You can determine if hyper-threading is enabled several ways. Log into dom0 on Oracle VM Server and issue the commands shown below on a server that has hyper-threading enabled:
root# dmidecode|grep HTT
HTT (Hyper-threading technology)
HTT (Hyper-threading technology)
root# egrep 'siblings|cpu cores' /proc/cpuinfo | head -2
siblings: 2
This article described CPU management on Oracle VM Server for x86, with an emphasis on reducing NUMA latency, avoiding problems that can come with over-subscription and explaining the effects of hyper-threading. The next article will discuss Xen domain types and virtual I/O.
Blogger's prerogative: I like to tell old war stories and anecdotes about performance. If you don't enjoy them, feel free to stop here! (If you do like them, drop me a note so I know you did :) )

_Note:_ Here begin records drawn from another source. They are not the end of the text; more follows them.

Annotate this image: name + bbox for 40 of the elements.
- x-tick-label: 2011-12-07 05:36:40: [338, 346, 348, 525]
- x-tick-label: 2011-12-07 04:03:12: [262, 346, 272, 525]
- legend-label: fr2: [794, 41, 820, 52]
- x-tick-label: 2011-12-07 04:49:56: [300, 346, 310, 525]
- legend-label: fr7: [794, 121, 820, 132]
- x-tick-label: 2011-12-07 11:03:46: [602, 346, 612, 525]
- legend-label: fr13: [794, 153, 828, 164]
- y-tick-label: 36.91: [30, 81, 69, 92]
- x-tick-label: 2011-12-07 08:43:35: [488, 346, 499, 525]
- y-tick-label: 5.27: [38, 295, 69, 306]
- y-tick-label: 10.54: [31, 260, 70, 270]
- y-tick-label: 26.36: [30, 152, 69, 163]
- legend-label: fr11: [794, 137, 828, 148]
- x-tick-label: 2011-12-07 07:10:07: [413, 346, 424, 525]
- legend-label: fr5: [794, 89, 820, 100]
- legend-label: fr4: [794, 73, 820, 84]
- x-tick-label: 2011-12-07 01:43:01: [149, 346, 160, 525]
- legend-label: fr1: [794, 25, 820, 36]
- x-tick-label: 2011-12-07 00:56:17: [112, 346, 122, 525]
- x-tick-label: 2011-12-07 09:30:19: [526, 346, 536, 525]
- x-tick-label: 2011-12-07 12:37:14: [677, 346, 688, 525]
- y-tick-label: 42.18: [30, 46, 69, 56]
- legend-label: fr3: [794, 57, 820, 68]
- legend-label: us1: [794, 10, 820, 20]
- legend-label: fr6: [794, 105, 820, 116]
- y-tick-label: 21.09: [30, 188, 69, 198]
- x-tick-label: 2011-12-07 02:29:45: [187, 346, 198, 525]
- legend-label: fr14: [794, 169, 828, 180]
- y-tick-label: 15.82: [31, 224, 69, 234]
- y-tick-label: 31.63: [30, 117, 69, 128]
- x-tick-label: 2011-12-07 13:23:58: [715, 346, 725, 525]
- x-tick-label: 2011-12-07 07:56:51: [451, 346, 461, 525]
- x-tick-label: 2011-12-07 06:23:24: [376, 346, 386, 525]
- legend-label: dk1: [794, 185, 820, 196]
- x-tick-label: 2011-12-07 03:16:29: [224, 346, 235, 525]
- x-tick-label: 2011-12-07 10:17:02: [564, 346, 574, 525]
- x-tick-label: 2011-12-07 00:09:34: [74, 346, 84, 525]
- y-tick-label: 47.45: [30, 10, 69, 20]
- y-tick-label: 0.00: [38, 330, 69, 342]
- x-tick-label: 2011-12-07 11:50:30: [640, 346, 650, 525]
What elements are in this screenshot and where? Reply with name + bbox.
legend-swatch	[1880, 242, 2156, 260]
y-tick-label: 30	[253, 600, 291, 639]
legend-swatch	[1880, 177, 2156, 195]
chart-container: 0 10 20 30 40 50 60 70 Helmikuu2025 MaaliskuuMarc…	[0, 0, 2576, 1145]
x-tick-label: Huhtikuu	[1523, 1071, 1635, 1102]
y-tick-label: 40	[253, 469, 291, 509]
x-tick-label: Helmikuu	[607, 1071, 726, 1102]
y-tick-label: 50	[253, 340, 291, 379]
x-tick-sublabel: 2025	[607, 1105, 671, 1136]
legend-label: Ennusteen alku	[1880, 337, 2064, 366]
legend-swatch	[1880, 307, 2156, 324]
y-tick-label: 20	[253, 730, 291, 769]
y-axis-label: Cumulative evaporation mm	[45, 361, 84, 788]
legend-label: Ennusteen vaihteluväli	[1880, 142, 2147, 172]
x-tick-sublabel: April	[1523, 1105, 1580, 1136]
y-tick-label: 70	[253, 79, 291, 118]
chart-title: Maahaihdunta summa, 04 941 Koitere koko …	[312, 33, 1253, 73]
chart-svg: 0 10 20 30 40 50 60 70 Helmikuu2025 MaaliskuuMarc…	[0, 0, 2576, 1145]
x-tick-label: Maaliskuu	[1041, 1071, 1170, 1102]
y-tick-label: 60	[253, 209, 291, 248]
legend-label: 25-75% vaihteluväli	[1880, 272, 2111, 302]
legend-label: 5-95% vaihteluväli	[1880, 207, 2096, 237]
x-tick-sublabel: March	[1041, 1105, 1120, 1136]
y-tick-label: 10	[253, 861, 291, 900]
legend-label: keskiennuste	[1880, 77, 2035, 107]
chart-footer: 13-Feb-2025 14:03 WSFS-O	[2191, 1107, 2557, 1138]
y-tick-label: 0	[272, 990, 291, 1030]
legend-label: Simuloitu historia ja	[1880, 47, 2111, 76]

Back in Ye Olde Days, you could simply look at the system to know what was going on. As Yogi Berra said, "You can observe a lot by just watching." On mainframes and minicomputers in days of yore, you could look at the lights on the front panel (we had great computer lights then) and get a clue about activity. No more, alas, whether because of cloud computing, or simply because the systems we work on are in a data center somewhere, or darn it because we just don't put enough lights on the computer.
While working my way through college as Boy Systems Programmer, I had to write a program that searched accounting data on tape (OS/360 SMF data, for those who know what that is) for records matching a list of file names, to see who had accessed or deleted them. I wrote a program that read through the data, which was on 2400 foot tape reels. When I hit the record type for file access, I searched for matches in an in-memory table of interesting file names. I walked into the computer room while the batch job was running and saw that the CPU was pinned (the CPU "WAIT" light was off) and the tape wasn't moving all that fast. Nice thing about the old tape drives: you could watch them spin and judge performance by how fast they moved. "Hmm, that can't be good." Canceled the job, replaced the sequential search through the table of file names with a binary search, and reran it. The 0.5 MIPS (!) CPU was no longer CPU-saturated, and the tape drive was spinning as fast as it could.
Sometimes seeing the system is the best way to even know there's a problem. You can't fix a problem if you don't know you have a problem. We usually can't look at the computer any more, and even if we can it doesn't tell us much, so we have replace tangible observation with the right tools.